* Two sides still have to agree where border lies
* Each side accuses other of backing rebel groups
* Mbeki gives no details of oil agreement
By Aaron Maasho
ADDIS ABABA, Aug 4 (Reuters) - Sudan and South Sudan have reached a deal on oil transit fees, but Khartoum said it would be implemented only after the issue of border security had been resolved, dampening hopes of a quick resumption of southern oil exports through the north.
The oil agreement, announced on Saturday, was a big step towards ending hostilities between the neighbours, which came close to war in April when fighting worsened along their shared border, created when the south seceded in July last year.
The two sides, deeply mistrustful of each other, have often not implemented previous agreements and still need to mark their 1,800 kilometre (1,200 mile) border and resolve charges both have made of supporting rebels in the other’s territory.

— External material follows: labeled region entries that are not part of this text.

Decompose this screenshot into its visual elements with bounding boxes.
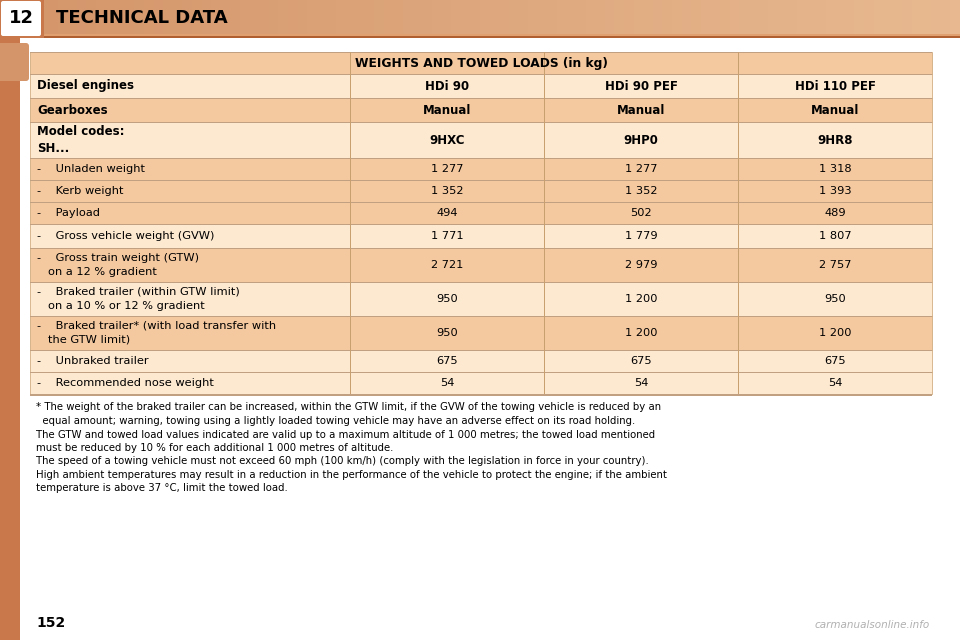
- Bar: [30, 158, 932, 159]
- Text: on a 10 % or 12 % gradient: on a 10 % or 12 % gradient: [48, 301, 204, 311]
- Bar: [30, 158, 932, 180]
- Bar: [0, 38, 20, 640]
- Bar: [30, 316, 932, 350]
- Text: 9HR8: 9HR8: [817, 134, 852, 147]
- Bar: [30, 350, 932, 372]
- Text: 12: 12: [9, 9, 34, 27]
- Text: Manual: Manual: [617, 104, 665, 116]
- Bar: [30, 282, 932, 316]
- Bar: [30, 202, 932, 224]
- Text: 675: 675: [437, 356, 458, 366]
- Bar: [30, 180, 932, 202]
- Text: -    Unladen weight: - Unladen weight: [37, 164, 145, 174]
- Text: 1 393: 1 393: [819, 186, 852, 196]
- Text: 1 779: 1 779: [625, 231, 658, 241]
- FancyBboxPatch shape: [0, 43, 29, 81]
- Text: 675: 675: [631, 356, 652, 366]
- Bar: [30, 316, 932, 317]
- Bar: [30, 248, 932, 249]
- Text: -    Kerb weight: - Kerb weight: [37, 186, 124, 196]
- Text: 54: 54: [440, 378, 454, 388]
- Text: -    Payload: - Payload: [37, 208, 100, 218]
- Bar: [30, 224, 932, 248]
- Bar: [30, 122, 932, 158]
- Text: carmanualsonline.info: carmanualsonline.info: [815, 620, 930, 630]
- Text: Gearboxes: Gearboxes: [37, 104, 108, 116]
- Text: 494: 494: [437, 208, 458, 218]
- Bar: [30, 372, 932, 394]
- Text: 675: 675: [825, 356, 846, 366]
- Text: Model codes:
SH...: Model codes: SH...: [37, 125, 125, 155]
- Text: 1 318: 1 318: [819, 164, 852, 174]
- Text: 1 352: 1 352: [625, 186, 658, 196]
- Text: * The weight of the braked trailer can be increased, within the GTW limit, if th: * The weight of the braked trailer can b…: [36, 402, 661, 426]
- Text: 1 277: 1 277: [625, 164, 658, 174]
- Bar: [0, 0, 44, 38]
- Bar: [30, 248, 932, 282]
- Text: 1 200: 1 200: [819, 328, 852, 338]
- Bar: [30, 224, 932, 225]
- Text: 9HXC: 9HXC: [429, 134, 465, 147]
- Text: 502: 502: [631, 208, 652, 218]
- Bar: [30, 52, 932, 53]
- Text: the GTW limit): the GTW limit): [48, 335, 131, 345]
- Bar: [0, 34, 960, 35]
- Text: 2 721: 2 721: [431, 260, 464, 270]
- Text: on a 12 % gradient: on a 12 % gradient: [48, 267, 156, 277]
- Text: -    Gross vehicle weight (GVW): - Gross vehicle weight (GVW): [37, 231, 214, 241]
- Bar: [30, 122, 932, 123]
- Text: 950: 950: [436, 328, 458, 338]
- Text: 2 979: 2 979: [625, 260, 658, 270]
- Bar: [30, 52, 932, 74]
- FancyBboxPatch shape: [1, 1, 41, 36]
- Bar: [30, 74, 932, 98]
- Text: -    Gross train weight (GTW): - Gross train weight (GTW): [37, 253, 199, 263]
- Text: 1 771: 1 771: [431, 231, 464, 241]
- Text: 1 200: 1 200: [625, 328, 658, 338]
- Text: 152: 152: [36, 616, 65, 630]
- Text: 9HP0: 9HP0: [624, 134, 659, 147]
- Text: 950: 950: [436, 294, 458, 304]
- Text: 1 200: 1 200: [625, 294, 658, 304]
- Bar: [30, 394, 932, 395]
- Bar: [30, 98, 932, 99]
- Text: 1 352: 1 352: [431, 186, 464, 196]
- Text: HDi 90: HDi 90: [425, 79, 469, 93]
- Text: HDi 90 PEF: HDi 90 PEF: [605, 79, 678, 93]
- Text: WEIGHTS AND TOWED LOADS (in kg): WEIGHTS AND TOWED LOADS (in kg): [354, 56, 608, 70]
- Text: -    Unbraked trailer: - Unbraked trailer: [37, 356, 149, 366]
- Text: 1 277: 1 277: [431, 164, 464, 174]
- Text: Manual: Manual: [811, 104, 859, 116]
- Text: 54: 54: [828, 378, 842, 388]
- Bar: [30, 98, 932, 122]
- Text: 950: 950: [824, 294, 846, 304]
- Text: 2 757: 2 757: [819, 260, 852, 270]
- Bar: [30, 350, 932, 351]
- Text: -    Braked trailer* (with load transfer with: - Braked trailer* (with load transfer wi…: [37, 321, 276, 331]
- Text: Diesel engines: Diesel engines: [37, 79, 134, 93]
- Bar: [30, 202, 932, 203]
- Bar: [30, 394, 932, 396]
- Text: 54: 54: [634, 378, 648, 388]
- Bar: [30, 74, 932, 75]
- Bar: [0, 35, 960, 38]
- Text: Manual: Manual: [423, 104, 471, 116]
- Text: -    Recommended nose weight: - Recommended nose weight: [37, 378, 214, 388]
- Text: 1 807: 1 807: [819, 231, 852, 241]
- Text: -    Braked trailer (within GTW limit): - Braked trailer (within GTW limit): [37, 287, 240, 297]
- Text: 489: 489: [825, 208, 846, 218]
- Text: TECHNICAL DATA: TECHNICAL DATA: [56, 9, 228, 27]
- Bar: [30, 282, 932, 283]
- Text: HDi 110 PEF: HDi 110 PEF: [795, 79, 876, 93]
- Text: The GTW and towed load values indicated are valid up to a maximum altitude of 1 : The GTW and towed load values indicated …: [36, 430, 667, 493]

The U.N. Security Council had given the African neighbours until Thursday to resolve all conflicts left over from South Sudan’s secession a year ago under a 2005 peace agreement.
Landlocked South Sudan threw both economies into turmoil when it shut down its output of 350,000 barrels a day in January after failing to agree on a transit fee with Sudan, which started seizing oil to make up for what it called unpaid fees.

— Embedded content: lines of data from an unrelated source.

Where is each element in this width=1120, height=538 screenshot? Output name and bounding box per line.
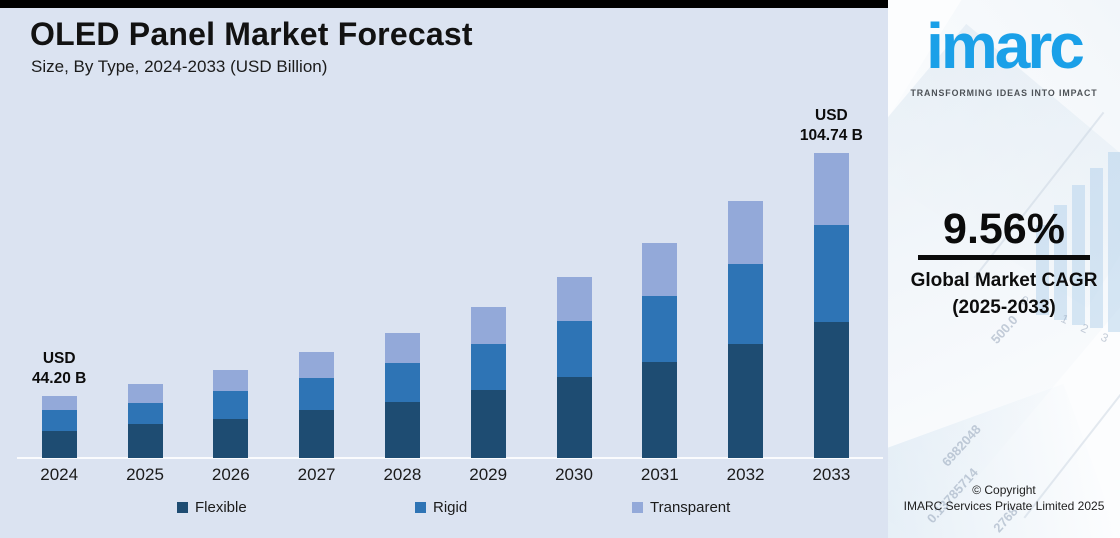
bar-segment-transparent bbox=[384, 333, 420, 363]
bar-2025 bbox=[127, 384, 163, 458]
legend-swatch bbox=[177, 502, 188, 513]
bar-segment-rigid bbox=[728, 264, 764, 344]
bar-segment-rigid bbox=[384, 363, 420, 402]
bar-segment-transparent bbox=[299, 352, 335, 378]
bar-segment-rigid bbox=[213, 391, 249, 419]
bar-segment-flexible bbox=[642, 362, 678, 458]
legend-label: Transparent bbox=[650, 499, 731, 516]
imarc-tagline: TRANSFORMING IDEAS INTO IMPACT bbox=[910, 88, 1098, 98]
legend-swatch bbox=[415, 502, 426, 513]
bar-segment-flexible bbox=[127, 424, 163, 458]
x-axis-label: 2030 bbox=[555, 465, 593, 484]
bar-segment-flexible bbox=[470, 390, 506, 458]
bar-segment-transparent bbox=[556, 277, 592, 321]
bar-segment-flexible bbox=[299, 410, 335, 458]
bar-segment-rigid bbox=[642, 296, 678, 362]
brand-sidebar: 500.0 0 0 1 2 3 4 6982048 0.13785714 276… bbox=[888, 0, 1120, 538]
data-label-2024: USD 44.20 B bbox=[0, 349, 129, 389]
x-axis-label: 2025 bbox=[126, 465, 164, 484]
legend-item-flexible: Flexible bbox=[177, 499, 247, 516]
bar-segment-transparent bbox=[728, 201, 764, 264]
chart-subtitle: Size, By Type, 2024-2033 (USD Billion) bbox=[31, 57, 328, 76]
cagr-years: (2025-2033) bbox=[952, 297, 1056, 318]
copyright: © Copyright IMARC Services Private Limit… bbox=[888, 482, 1120, 514]
data-label-line: USD bbox=[815, 107, 848, 124]
x-axis-label: 2031 bbox=[640, 465, 679, 484]
data-label-line: 104.74 B bbox=[799, 127, 863, 144]
bar-segment-transparent bbox=[470, 307, 506, 344]
copyright-line1: © Copyright bbox=[972, 483, 1036, 497]
bar-2024 bbox=[41, 396, 77, 458]
legend-item-transparent: Transparent bbox=[632, 499, 730, 516]
bar-2026 bbox=[213, 370, 249, 458]
legend-label: Rigid bbox=[433, 499, 468, 516]
cagr-value: 9.56% bbox=[943, 205, 1065, 253]
bar-segment-flexible bbox=[213, 419, 249, 458]
chart-title: OLED Panel Market Forecast bbox=[30, 16, 473, 52]
data-label-line: 44.20 B bbox=[32, 370, 87, 387]
x-axis-label: 2032 bbox=[726, 465, 765, 484]
bar-segment-rigid bbox=[299, 378, 335, 410]
bar-segment-rigid bbox=[813, 225, 849, 322]
plot-area: 2024 2025 2026 2027 2028 2029 2030 2031 2032 2033… bbox=[0, 106, 888, 484]
x-axis-label: 2026 bbox=[211, 465, 250, 484]
x-axis-line bbox=[17, 457, 883, 459]
chart-panel: OLED Panel Market Forecast Size, By Type… bbox=[0, 0, 888, 538]
copyright-line2: IMARC Services Private Limited 2025 bbox=[903, 499, 1105, 513]
data-label-2033: USD 104.74 B bbox=[761, 106, 888, 146]
top-accent-strip bbox=[0, 0, 888, 8]
bar-segment-rigid bbox=[127, 403, 163, 424]
bar-segment-rigid bbox=[41, 410, 77, 431]
watermark-number: 6982048 bbox=[938, 421, 984, 470]
data-label-line: USD bbox=[42, 350, 76, 367]
x-axis-label: 2028 bbox=[383, 465, 422, 484]
x-axis-label: 2033 bbox=[812, 465, 851, 484]
bar-2030 bbox=[556, 277, 592, 458]
cagr-label: Global Market CAGR bbox=[910, 270, 1098, 291]
bar-segment-rigid bbox=[556, 321, 592, 377]
bar-2027 bbox=[299, 352, 335, 458]
bar-segment-transparent bbox=[813, 153, 849, 225]
bar-2032 bbox=[728, 201, 764, 458]
bar-segment-flexible bbox=[556, 377, 592, 458]
bar-segment-flexible bbox=[728, 344, 764, 458]
bar-2033 bbox=[813, 153, 849, 458]
legend-swatch bbox=[632, 502, 643, 513]
legend-label: Flexible bbox=[195, 499, 247, 516]
bar-segment-rigid bbox=[470, 344, 506, 390]
bar-segment-transparent bbox=[41, 396, 77, 410]
cagr-underline bbox=[918, 255, 1090, 260]
bar-segment-transparent bbox=[213, 370, 249, 391]
bar-segment-transparent bbox=[642, 243, 678, 296]
bar-2031 bbox=[642, 243, 678, 458]
x-axis-label: 2024 bbox=[40, 465, 79, 484]
bar-2028 bbox=[384, 333, 420, 458]
watermark-plane bbox=[888, 383, 1119, 538]
bar-2029 bbox=[470, 307, 506, 458]
bar-segment-transparent bbox=[127, 384, 163, 403]
bar-segment-flexible bbox=[384, 402, 420, 458]
imarc-logo: imarc bbox=[926, 10, 1085, 82]
legend-item-rigid: Rigid bbox=[415, 499, 467, 516]
x-axis-label: 2027 bbox=[297, 465, 336, 484]
x-axis-label: 2029 bbox=[469, 465, 508, 484]
bar-segment-flexible bbox=[41, 431, 77, 458]
bar-segment-flexible bbox=[813, 322, 849, 458]
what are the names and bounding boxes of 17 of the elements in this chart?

African Union mediator Thabo Mbeki said the neighbours had now agreed on how much South Sudan should pay to export its oil through northern pipelines. He gave no details.
“It’s an (oil) agreement about all of the matters. The issues that were outstanding were charges for transportation, for processing, transit,” Mbeki, the former South African president, told reporters.
“What will remain (now)...is to then discuss the steps as to when the oil companies should be asked to prepare for the resumption of production and export,” Mbeki said.
He gave no time frame, saying only the parties had until Sept. 22 to resolve border security and other conflicts.
Sudan confirmed an oil deal had been reached but reiterated that security talks needed to resume after the Muslim fasting month of Ramadan ended at the end of August, the state news agency SUNA reported.
“Both sided reached understandings regarding oil which are considered acceptable... (but) the (oil) agreement does not fulfil the ambitions of both sides,” Sudanese delegation spokesman Mutrif Siddig told SUNA. “Its implementation will start after understandings on security issues.”
Oil industry sources have said restarting oil production could take six months or longer as the pipelines have been filled with water to avoid gelling and some wells were not closed properly.
Mbeki’s announcement was a surprise as the South’s top negotiator, Pagan Amum, had just said that Sudan was still demanding a high oil transit fee.
In an indication of the mistrust between the arch-foes Amum, speaking just before Mbeki, said that Khartoum was trying to “impose very exorbitant transit fees.”
Both sides had made concessions in the past few days. Juba had last said it was willing to pay $9.10 and $7.26 per barrel to use two pipelines crossing Sudan, as well as a $3.2 billion package to compensate Sudan for the loss of most of its oil reserves to the South. It had previously offered $2.6 billion.
Sudan itself lowered its demand to around $22 a barrel, from an initial $36, according to a position paper published by SUNA. It also wants compensation of $3.02 billion, among other demands, Suna added.
The African Union-mediated talks, led by Mbeki, have long been hampered by differences on where to draw a demilitarised buffer zone, seen as a crucial first step to ending hostilities.
Amum reiterated calls for an arbitration body to resolve a dispute over the position of their shared border, a potentially lengthy process.
He also accused Khartoum of maintaining a police force in the disputed Abyei border region, despite U.N. requests for a complete pullout by both sides.
Mbeki said Sudanese President Omar Hassan al-Bashir and his southern counterpart Salva Kiir were due to discuss Abyei next month, after a break for Ramadan.
“We have informed them (AU) that there has been an agreement between the parties that the matter of the final status of Abyei will be addressed at the next summit meeting of the presidents (Bashir and Kiir),” he said.
Abyei was meant to have a referendum like the South under the 2005 peace agreement, but the two sides have been unable to agree on who should participate.